In the case of the grandson scam, the ability to detect fraud quickly was crucial. Now consider how important that could be for tracking terrorism finance, money laundering, or some other high-stakes financial crime. As the stakes go up, detection speed is of the essence. “This is really all about taking huge amounts of data and analyzing them in real time,” says Larry Ryan, chief technologist for the financial services industry at Hewlett Packard.
Like rival IBM, HP sees a huge opportunity in creating the tools banks and other financial services companies need to do this kind of analysis. HP has made a few acquisitions to get big -data analytics capabilities in-house. One was Vertica, a Billerica, Mass.-based company formed in 2005, whose customers include Verizon, social gaming site Zynga, and the equities trading platform Pink OTC Markets Inc.
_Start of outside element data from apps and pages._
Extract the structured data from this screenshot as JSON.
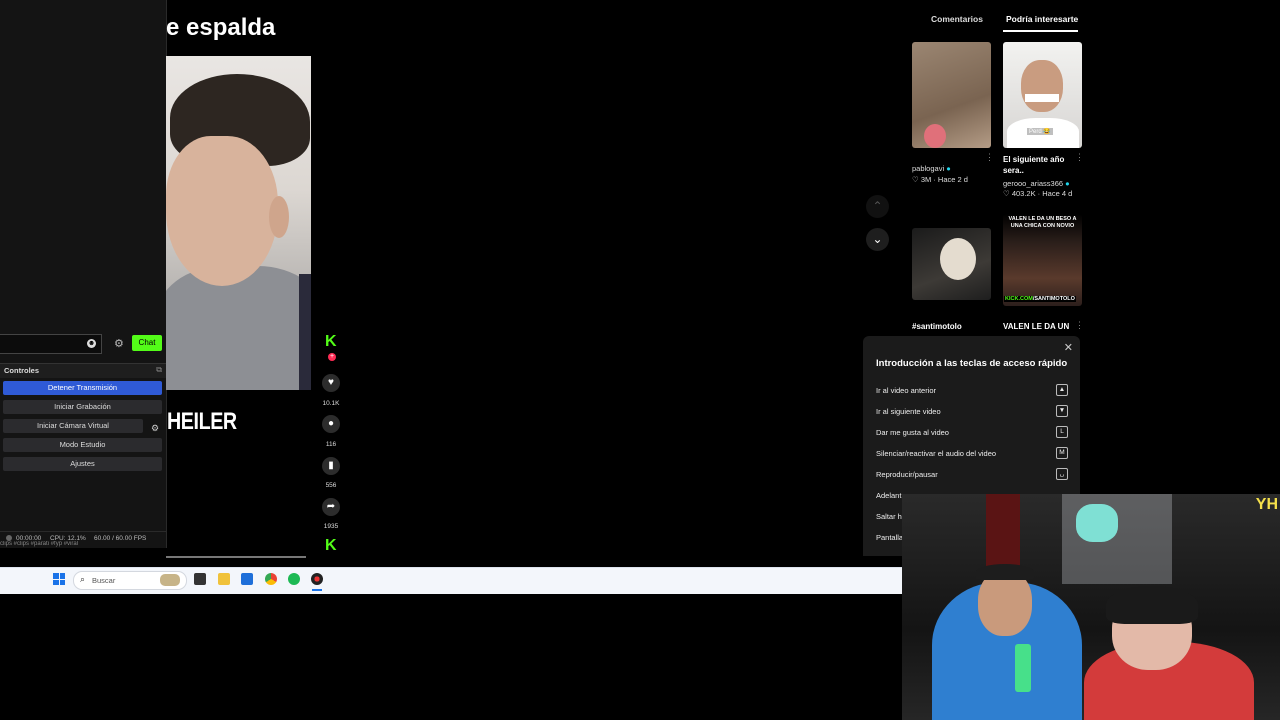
{
  "obs": {
    "chat_label": "Chat",
    "controls_title": "Controles",
    "buttons": [
      "Detener Transmisión",
      "Iniciar Grabación",
      "Iniciar Cámara Virtual",
      "Modo Estudio",
      "Ajustes"
    ],
    "status": {
      "time": "00:00:00",
      "cpu": "CPU: 12.1%",
      "fps": "60.00 / 60.00 FPS"
    },
    "ticker": "clips #clips #parati #fyp #viral"
  },
  "video": {
    "title": "e espalda",
    "caption": "HEILER",
    "likes": "10.1K",
    "comments": "116",
    "saves": "556",
    "shares": "1935"
  },
  "panel": {
    "tabs": [
      "Comentarios",
      "Podría interesarte"
    ],
    "items": [
      {
        "caption": "",
        "author": "pablogavi",
        "stats": "3M · Hace 2 d"
      },
      {
        "caption": "El siguiente año sera..",
        "sticker": "Perd 😂",
        "author": "gerooo_ariass366",
        "stats": "403.2K · Hace 4 d"
      },
      {
        "caption": "#santimotolo"
      },
      {
        "caption": "VALEN LE DA UN",
        "overlay": "VALEN LE DA UN BESO A UNA CHICA CON NOVIO",
        "site": "KICK.COM",
        "handle": "/SANTIMOTOLO"
      }
    ]
  },
  "shortcuts": {
    "title": "Introducción a las teclas de acceso rápido",
    "rows": [
      {
        "label": "Ir al video anterior",
        "key": "▲"
      },
      {
        "label": "Ir al siguiente video",
        "key": "▼"
      },
      {
        "label": "Dar me gusta al video",
        "key": "L"
      },
      {
        "label": "Silenciar/reactivar el audio del video",
        "key": "M"
      },
      {
        "label": "Reproducir/pausar",
        "key": "␣"
      },
      {
        "label": "Adelant",
        "key": ""
      },
      {
        "label": "Saltar h",
        "key": ""
      },
      {
        "label": "Pantalla",
        "key": ""
      }
    ]
  },
  "taskbar": {
    "search_placeholder": "Buscar"
  },
  "webcam": {
    "corner_text": "YH"
  },
  "colors": {
    "kick_green": "#53fc18",
    "obs_primary": "#2f5ad6",
    "tiktok_red": "#fe2c55"
  }
}
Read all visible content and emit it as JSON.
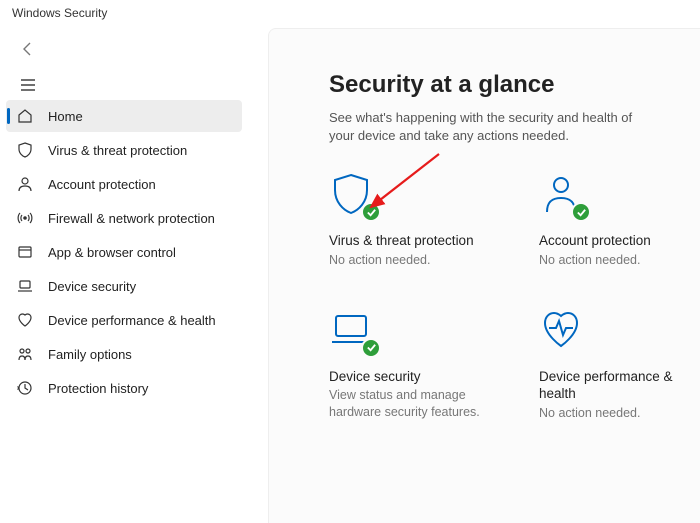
{
  "app_title": "Windows Security",
  "sidebar": {
    "items": [
      {
        "label": "Home"
      },
      {
        "label": "Virus & threat protection"
      },
      {
        "label": "Account protection"
      },
      {
        "label": "Firewall & network protection"
      },
      {
        "label": "App & browser control"
      },
      {
        "label": "Device security"
      },
      {
        "label": "Device performance & health"
      },
      {
        "label": "Family options"
      },
      {
        "label": "Protection history"
      }
    ]
  },
  "main": {
    "title": "Security at a glance",
    "subtitle": "See what's happening with the security and health of your device and take any actions needed.",
    "cards": [
      {
        "title": "Virus & threat protection",
        "status": "No action needed."
      },
      {
        "title": "Account protection",
        "status": "No action needed."
      },
      {
        "title": "Device security",
        "status": "View status and manage hardware security features."
      },
      {
        "title": "Device performance & health",
        "status": "No action needed."
      }
    ]
  }
}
The challenge of capturing, storing, and analyzing the data, while keeping costs under control, is daunting. Pink OTC amasses millions of new records every day. Traders use a Web-based dashboard to analyze real-time market data, get quotes, and trade more than 8,000 U.S. equities and a growing number of international equities. Pink OTC says it opted for Vertica instead of expanding its conventional database infrastructure, because Vertica is faster than other databases and reduced hardware costs by 50 % to 90 %.
Such tools are likely to be in big demand as companies strive to leverage and profit from big data. Says the McKinsey report: “Our research suggests that we are on the cusp of a tremendous wave of innovation, productivity, and growth, as well as new modes of competition and value capture – all driven by big data as consumers, companies, and economic sectors exploit its potential.”